Jay Fawcett, who lost to Lamborn in the 2006 election, says one thing working for Democrats is the weakness of some Republicans.
"I think [Lamborn] will succumb to his own mediocrity," he offers.
For his part, Bidlack, a retired Air Force lieutenant colonel, suggests in his speech that he'll keep fighting.
"We might even try this again in a couple years."
A cent of worry
Though final results wouldn't come until much later, returns flashing on several TV screens painted a bleak picture for county question 1A, the so called "safer-community initiative," early Tuesday night.
"I'm not conceding it's over yet," said El Paso County Sheriff Terry Maketa.

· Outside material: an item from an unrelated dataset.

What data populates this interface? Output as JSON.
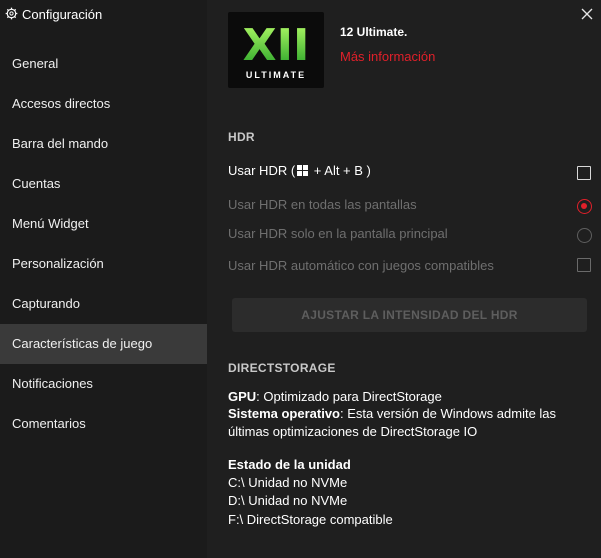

A reluctance to give up may have been the only thing keeping tears from flowing as the unhappy election-night party wore on. Question 1A, which would've funded regional public safety and health agencies, was ultimately defeated, 60 percent to 40 percent. The one-cent tax measure would have funded a variety of local agencies, but its effect on the El Paso County budget could be most severe: County commissioners will have to cut about $10 million from their 2009 budget, likely hitting almost every department.
Kandi Buckland, acting administrator of the county health department, faces a half-million dollars in fresh cuts, after having trimmed the same amount in the summer. Officials are already fearful about their ability to respond to disease outbreaks.
"We'll have to prioritize what we are able to do," she says.
Maketa, largely spared earlier budget cuts, will lose out on new deputies and a jail expansion. Instead, he expects to make cuts of $1 million or more, which will eliminate more than a dozen deputy positions.
The Department of Human Services faces $1 million in cuts, which translates into a total loss of around $7 million when federal matching dollars are added. The measure would have boosted the department's child and adult protective services. Its failure will make it even harder for DHS to provide mandated services, according to director Barbara Drake.
"I think the county's going to have to do something," Drake says, "because it's really not meeting its responsibility to the citizens."